It was the best of auditions, it was the worst of auditions. Sorry, couldn’t resist. I actually hate overdone titles like “To act or not to act” but this one just rang true to the post. So enjoy.
I want to discuss two auditions I had in the last couple weeks and how different they were. I think a lot can be learned from these two about nerves as an actor, what they can do to you and a few potential pitfalls to watch out for when you do get a “big” audition.
The first audition was for a film. I’m not going to mention the name of the film as I didn’t get it and I don’t like to talk too much about stuff I didn’t get but it was a pretty large film with an A-List cast. The scene I was reading for was with a pretty well known actor and a major A-lister. It was two straight pages of talking with one of the actors. Amazing, right? I got the call from my manager on a Thursday and the audition was the next Tuesday. I had five days to prepare and five days to freak out.
This wasn’t a “career maker” audition like a pilot or a major role in a film but it would have looked really great on my resume and demo reel. So there I was with a few pages of sides and a bunch of days to work on them. I went online did plenty of research to find out who each character was going to be played by, looked up the director, looked up the writers, read the IMDb board on the film and, of course, read over my lines dozens of times and made some good strong choices of what I wanted to do. I show up at the audition and have to wait an hour to go in and read. Finally I go in and give a pretty good read. Not the best of my life, but I was really pleased with what I did.
I’m so happy I did well because that audition easily could have gone the other way. I could have started to think about how the director works ALL the time and could make my career on his next film, how I’d format my resume with the new credit or how I could easily screw up in front of one of the top casting directors in Los Angeles and never get brought in by her again. Those kind of things can consume an actor and do nothing to help with the actual audition. I’d be lying if I said I didn’t think of all of those things but I focused my energy on the work. That’s what stopped me from freaking out. When I started to think of how amazing this job would be and how much money I’d make on residuals when the thing runs on TBS every two hours I picked up the script and worked on it again.
And in that waiting room I could have started to worry about what the other actors were going to do. I could have looked at them and judged their wardrobes and demeanors to figure out who my real competition was. But instead I stretched out on the sofa, relaxed and read my lines a few more time. This took my mind off of the hour wait and onto the work.
When you have days to analyze and think about your audition the best thing to do is to focus as much as possible on the work. What good are five days if you only spend an hour on the sides and twenty hours fantasizing about what could happen? Switch those two around (maybe not 20 hours on the scene, that’s insane) and you’ll calm yourself down to no end. Because you’ll know what you have to do when you walk in that room.

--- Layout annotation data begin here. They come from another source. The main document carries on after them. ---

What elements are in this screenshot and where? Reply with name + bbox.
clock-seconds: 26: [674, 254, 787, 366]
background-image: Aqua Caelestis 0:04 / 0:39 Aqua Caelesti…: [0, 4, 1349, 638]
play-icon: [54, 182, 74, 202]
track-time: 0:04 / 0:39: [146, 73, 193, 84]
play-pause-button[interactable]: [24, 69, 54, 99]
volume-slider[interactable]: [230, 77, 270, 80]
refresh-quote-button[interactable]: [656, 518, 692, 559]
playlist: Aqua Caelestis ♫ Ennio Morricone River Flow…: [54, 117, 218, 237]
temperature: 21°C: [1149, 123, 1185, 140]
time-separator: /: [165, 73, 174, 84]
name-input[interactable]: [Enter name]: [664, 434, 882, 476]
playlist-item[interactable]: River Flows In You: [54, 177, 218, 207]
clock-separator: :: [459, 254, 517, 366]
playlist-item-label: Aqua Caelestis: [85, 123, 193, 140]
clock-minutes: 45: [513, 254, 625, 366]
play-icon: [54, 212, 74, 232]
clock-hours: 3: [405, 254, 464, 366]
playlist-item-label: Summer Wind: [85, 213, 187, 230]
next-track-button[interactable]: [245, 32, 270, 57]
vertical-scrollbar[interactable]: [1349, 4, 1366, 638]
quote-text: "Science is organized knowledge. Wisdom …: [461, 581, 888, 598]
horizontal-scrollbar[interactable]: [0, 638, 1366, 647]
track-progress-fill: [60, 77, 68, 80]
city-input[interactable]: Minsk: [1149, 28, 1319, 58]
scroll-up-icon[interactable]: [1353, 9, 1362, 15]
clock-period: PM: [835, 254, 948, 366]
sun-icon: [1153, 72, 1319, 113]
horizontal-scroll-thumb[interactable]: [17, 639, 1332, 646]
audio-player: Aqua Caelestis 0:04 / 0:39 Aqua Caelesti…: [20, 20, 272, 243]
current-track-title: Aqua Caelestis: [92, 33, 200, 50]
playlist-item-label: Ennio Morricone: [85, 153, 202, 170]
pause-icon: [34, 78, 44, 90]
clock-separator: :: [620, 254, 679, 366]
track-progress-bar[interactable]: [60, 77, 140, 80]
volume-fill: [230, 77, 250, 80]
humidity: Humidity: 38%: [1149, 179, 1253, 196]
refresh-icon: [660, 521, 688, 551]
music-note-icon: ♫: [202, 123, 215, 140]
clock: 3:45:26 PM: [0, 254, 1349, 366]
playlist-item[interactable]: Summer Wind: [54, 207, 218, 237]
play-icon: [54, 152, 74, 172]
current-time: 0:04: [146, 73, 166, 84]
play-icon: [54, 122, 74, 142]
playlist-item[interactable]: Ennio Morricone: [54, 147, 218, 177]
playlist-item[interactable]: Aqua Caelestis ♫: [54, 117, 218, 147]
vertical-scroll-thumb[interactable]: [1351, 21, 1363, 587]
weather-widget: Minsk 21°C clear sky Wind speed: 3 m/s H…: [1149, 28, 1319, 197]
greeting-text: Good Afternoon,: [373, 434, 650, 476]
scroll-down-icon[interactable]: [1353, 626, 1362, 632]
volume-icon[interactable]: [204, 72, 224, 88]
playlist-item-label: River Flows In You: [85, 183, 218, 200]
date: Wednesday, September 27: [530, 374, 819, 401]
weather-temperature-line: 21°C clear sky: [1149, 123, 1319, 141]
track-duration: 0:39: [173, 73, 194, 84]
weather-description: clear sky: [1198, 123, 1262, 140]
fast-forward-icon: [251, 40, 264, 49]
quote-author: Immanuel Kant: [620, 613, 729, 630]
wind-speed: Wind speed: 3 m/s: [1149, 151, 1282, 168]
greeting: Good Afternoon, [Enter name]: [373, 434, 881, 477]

The second audition I want to discuss is my audition for Ghost Whisperer. I get the call Tuesday at 2PM for an audition at 4:30PM in Burbank. That means I have to finish what I was doing, do a little shopping for dinner, get in my car and go. That was it. I barely had time to print out the sides. I read them over quickly on my way out the door.
I drive to the studio, park my car, get lost and eventually find the casting office after asking directions at a production office as well as the casting office for Heroes. I get in there and there’s one guy in front of me. He’s in the room for two minutes and suddenly I’m in there auditioning.
There was no room for nerves. In fact, the excitement of the whole thing didn’t sink in until the morning I shot. I woke up and said, “Hey, I get to shoot a scene with Jennifer Love Hewitt and Orlando Jones today… neat!”
The best way to keep nerves from messing you up is to keep busy and keep focusing on the work. If you feel like you’ve worked the scene to death, go out and watch a movie. Have a cup of coffee with an old friend. Do something other than ponder over and over what would happen if you got this part or messed up. Enjoy the opportunity, get excited about the fact that you get to have this audition and make sure you’re ready to step in there and give a good performance.